Under the current program, military personnel with at least six years of service can transfer education benefits to immediate family if they commit to serving four more years. Service members may also transfer assistance if they have logged at least 10 years and commit to serving the maximum amount of time allowed.
The legislation sponsored by Katko, R-Camillus, and U.S. Rep. Gerry Connolly, a Virginia Democrat, would allow active duty or retired military service members who have at least 20 years of active duty service, including at least 90 days of service after 9/11, to transfer education benefits to their spouses and children.
Incentives for additional military service would remain in place, but the goal is to expand the ability of military service members to transfer unused education assistance.
"Our veterans have made countless sacrifices to protect, defend and serve this great nation," Katko said in a statement. "They answered a call of duty that only the bravest men and women are willing to answer, and we need to do everything we can to help them and their families."
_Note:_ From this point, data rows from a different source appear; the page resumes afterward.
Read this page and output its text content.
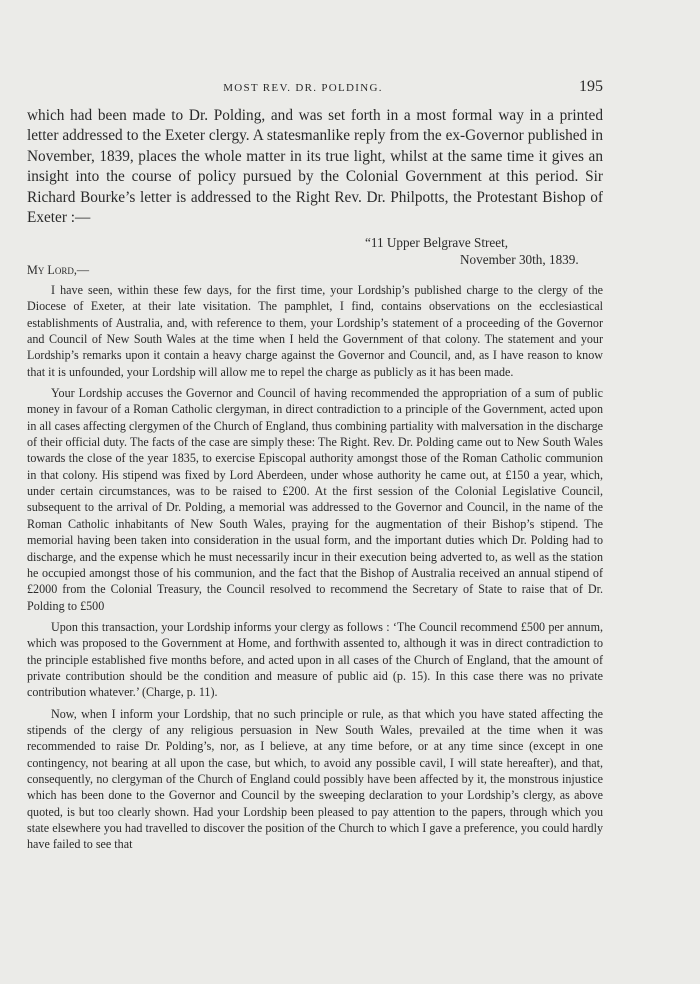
MOST REV. DR. POLDING.	195

which had been made to Dr. Polding, and was set forth in a most formal way in a printed letter addressed to the Exeter clergy. A statesmanlike reply from the ex-Governor published in November, 1839, places the whole matter in its true light, whilst at the same time it gives an insight into the course of policy pursued by the Colonial Government at this period. Sir Richard Bourke’s letter is addressed to the Right Rev. Dr. Philpotts, the Protestant Bishop of Exeter :—

“11 Upper Belgrave Street,
November 30th, 1839.
My Lord,—

I have seen, within these few days, for the first time, your Lordship’s published charge to the clergy of the Diocese of Exeter, at their late visitation. The pamphlet, I find, contains observations on the ecclesiastical establishments of Australia, and, with reference to them, your Lordship’s statement of a proceeding of the Governor and Council of New South Wales at the time when I held the Government of that colony. The statement and your Lordship’s remarks upon it contain a heavy charge against the Governor and Council, and, as I have reason to know that it is unfounded, your Lordship will allow me to repel the charge as publicly as it has been made.

Your Lordship accuses the Governor and Council of having recommended the appropriation of a sum of public money in favour of a Roman Catholic clergyman, in direct contradiction to a principle of the Government, acted upon in all cases affecting clergymen of the Church of England, thus combining partiality with malversation in the discharge of their official duty. The facts of the case are simply these: The Right. Rev. Dr. Polding came out to New South Wales towards the close of the year 1835, to exercise Episcopal authority amongst those of the Roman Catholic communion in that colony. His stipend was fixed by Lord Aberdeen, under whose authority he came out, at £150 a year, which, under certain circumstances, was to be raised to £200. At the first session of the Colonial Legislative Council, subsequent to the arrival of Dr. Polding, a memorial was addressed to the Governor and Council, in the name of the Roman Catholic inhabitants of New South Wales, praying for the augmentation of their Bishop’s stipend. The memorial having been taken into consideration in the usual form, and the important duties which Dr. Polding had to discharge, and the expense which he must necessarily incur in their execution being adverted to, as well as the station he occupied amongst those of his communion, and the fact that the Bishop of Australia received an annual stipend of £2000 from the Colonial Treasury, the Council resolved to recommend the Secretary of State to raise that of Dr. Polding to £500

Upon this transaction, your Lordship informs your clergy as follows : ‘The Council recommend £500 per annum, which was proposed to the Government at Home, and forthwith assented to, although it was in direct contradiction to the principle established five months before, and acted upon in all cases of the Church of England, that the amount of private contribution should be the condition and measure of public aid (p. 15). In this case there was no private contribution whatever.’ (Charge, p. 11).

Now, when I inform your Lordship, that no such principle or rule, as that which you have stated affecting the stipends of the clergy of any religious persuasion in New South Wales, prevailed at the time when it was recommended to raise Dr. Polding’s, nor, as I believe, at any time before, or at any time since (except in one contingency, not bearing at all upon the case, but which, to avoid any possible cavil, I will state hereafter), and that, consequently, no clergyman of the Church of England could possibly have been affected by it, the monstrous injustice which has been done to the Governor and Council by the sweeping declaration to your Lordship’s clergy, as above quoted, is but too clearly shown. Had your Lordship been pleased to pay attention to the papers, through which you state elsewhere you had travelled to discover the position of the Church to which I gave a preference, you could hardly have failed to see that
The Post-9/11 G.I. Bill provides tuition benefits to individuals with at least 90 days of active duty service after Sept. 10, 2001. The program is also available for honorably discharged veterans or veterans who were discharged with a service-connected disability after 30 days.
The program can be used to pay for college or a job training program, such an entrepreneurship training or vocational training.
Through the Post-9/11 G.I. Bill, eligible personnel may receive up to 36 months of education benefits, according to the Department of Veterans Affairs.
The Post 9/11 G.I. Bill was established to help veterans, primarily those who fought in Afghanistan and Iraq, establish careers after completing their military service.
The program does provide opportunities for service members to transfer education benefits, but there are limitations under the current program. The bill supported by Connolly and Katko would expand who is eligible for transfer the aid.
Connolly called his proposal a "clear win-win."
"We have another tool for retaining talent and ensuring a strong military, and it allows us to uphold our promise to veterans who have served so honorably," he said.
The bill was introduced Dec. 18. It has been referred to the House Committee on Veterans' Affairs for review.